We have to put some onus on him, he's the only true winger this squad has got outside Fabian Johnson, who is most likely our starting left back. We need someone to provide width.

Anthony Ward said...

Meh. All I care about is Shea performing to his capabilities when in a U.S. uniform. Besides Dempsey and Johnson; Shea has been the third player to actually make things happen for the U.S. everytime he puts on the jersey.

To me Shea is one of those players you don't hamstring. Just let the guy go out and play. Let him do what he does best which is give opposing defensive players nightmares for weeks after he skins them alive. Shea is a player that commands respect from an opposing defense when he steps on the field. Shea wins the mental aspect with defensive players before he even touches the ball.

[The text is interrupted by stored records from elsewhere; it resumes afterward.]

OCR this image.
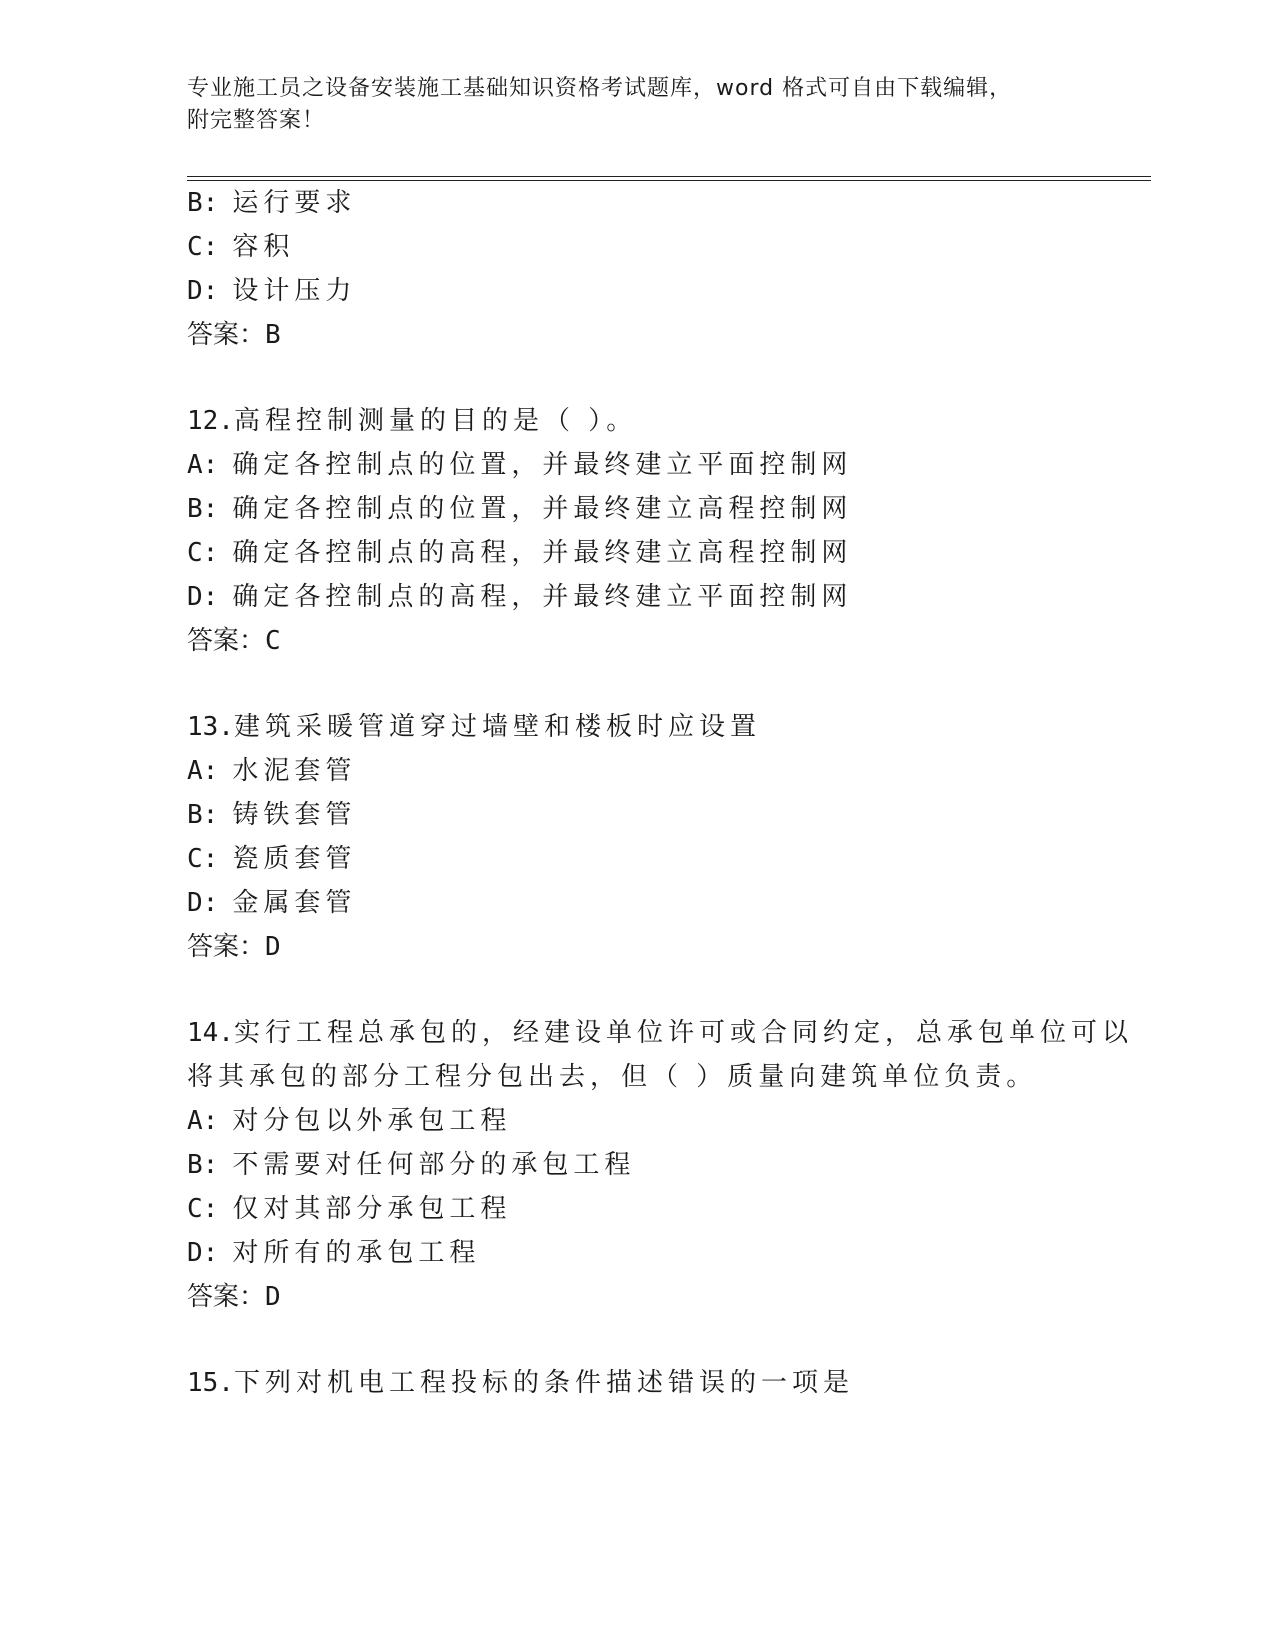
专业施工员之设备安装施工基础知识资格考试题库，word 格式可自由下载编辑，
附完整答案！
B: 运行要求
C: 容积
D: 设计压力
答案：B
12.高程控制测量的目的是（ ）。
A: 确定各控制点的位置，并最终建立平面控制网
B: 确定各控制点的位置，并最终建立高程控制网
C: 确定各控制点的高程，并最终建立高程控制网
D: 确定各控制点的高程，并最终建立平面控制网
答案：C
13.建筑采暖管道穿过墙壁和楼板时应设置
A: 水泥套管
B: 铸铁套管
C: 瓷质套管
D: 金属套管
答案：D
14.实行工程总承包的，经建设单位许可或合同约定，总承包单位可以
将其承包的部分工程分包出去，但（ ）质量向建筑单位负责。
A: 对分包以外承包工程
B: 不需要对任何部分的承包工程
C: 仅对其部分承包工程
D: 对所有的承包工程
答案：D
15.下列对机电工程投标的条件描述错误的一项是
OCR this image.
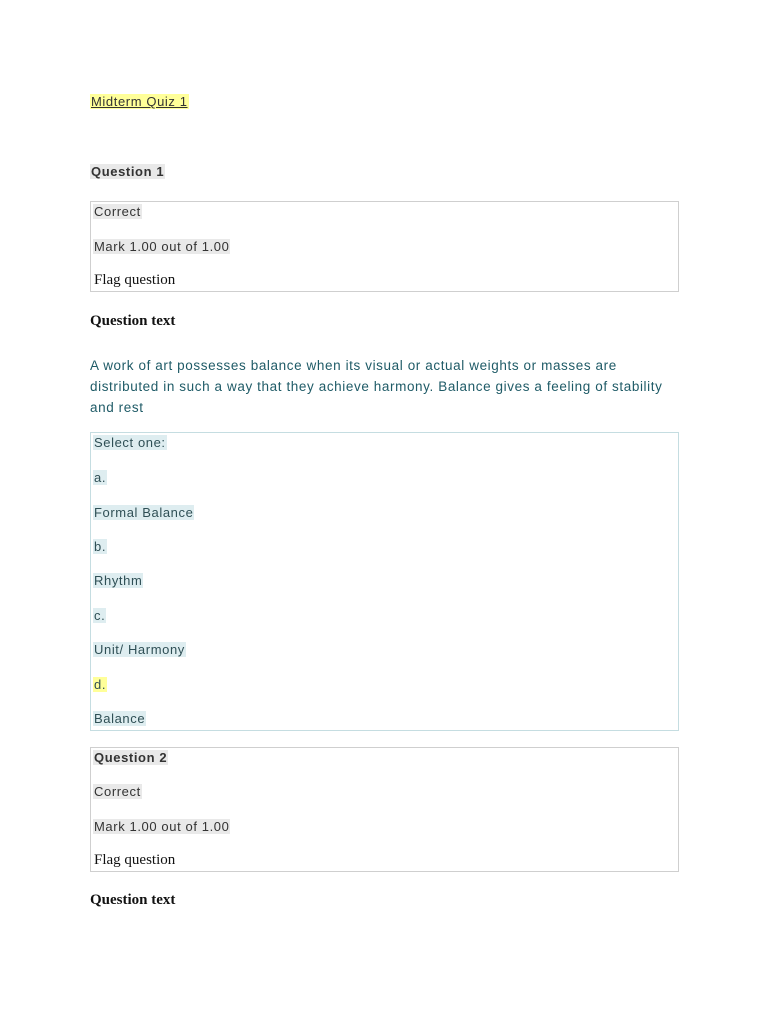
Midterm Quiz 1
Question 1
Correct
Mark 1.00 out of 1.00
Flag question
Question text
A work of art possesses balance when its visual or actual weights or masses are distributed in such a way that they achieve harmony. Balance gives a feeling of stability and rest
Select one:
a.
Formal Balance
b.
Rhythm
c.
Unit/ Harmony
d.
Balance
Question 2
Correct
Mark 1.00 out of 1.00
Flag question
Question text
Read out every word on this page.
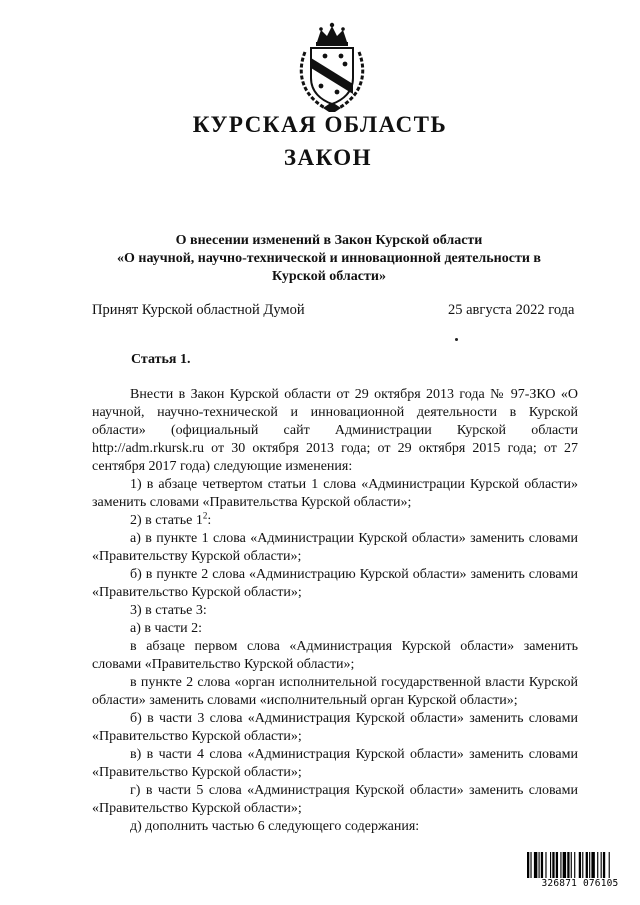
КУРСКАЯ ОБЛАСТЬ
ЗАКОН
О внесении изменений в Закон Курской области
«О научной, научно-технической и инновационной деятельности в Курской области»
Принят Курской областной Думой	25 августа 2022 года
Статья 1.

Внести в Закон Курской области от 29 октября 2013 года № 97-ЗКО «О научной, научно-технической и инновационной деятельности в Курской области» (официальный сайт Администрации Курской области http://adm.rkursk.ru от 30 октября 2013 года; от 29 октября 2015 года; от 27 сентября 2017 года) следующие изменения:

1) в абзаце четвертом статьи 1 слова «Администрации Курской области» заменить словами «Правительства Курской области»;

2) в статье $1^2$:

а) в пункте 1 слова «Администрации Курской области» заменить словами «Правительству Курской области»;

б) в пункте 2 слова «Администрацию Курской области» заменить словами «Правительство Курской области»;

3) в статье 3:

а) в части 2:

в абзаце первом слова «Администрация Курской области» заменить словами «Правительство Курской области»;

в пункте 2 слова «орган исполнительной государственной власти Курской области» заменить словами «исполнительный орган Курской области»;

б) в части 3 слова «Администрация Курской области» заменить словами «Правительство Курской области»;

в) в части 4 слова «Администрация Курской области» заменить словами «Правительство Курской области»;

г) в части 5 слова «Администрация Курской области» заменить словами «Правительство Курской области»;

д) дополнить частью 6 следующего содержания:

326871 076105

Let the kid continue to grow and the only a player can grow is by making mistakes.

I don't think Shea will start, but he will be an impact sub.

Jacob Klinger said...

If he doesn't start then we'd almost surely be playing a very cloggy lineup, no?

dikranovich said...

is a cloggy lineup a bad thing, or a good thing? to me, shea has had his biggest impact for the mens team coming on as a sub, is that not the way everyone else feels also?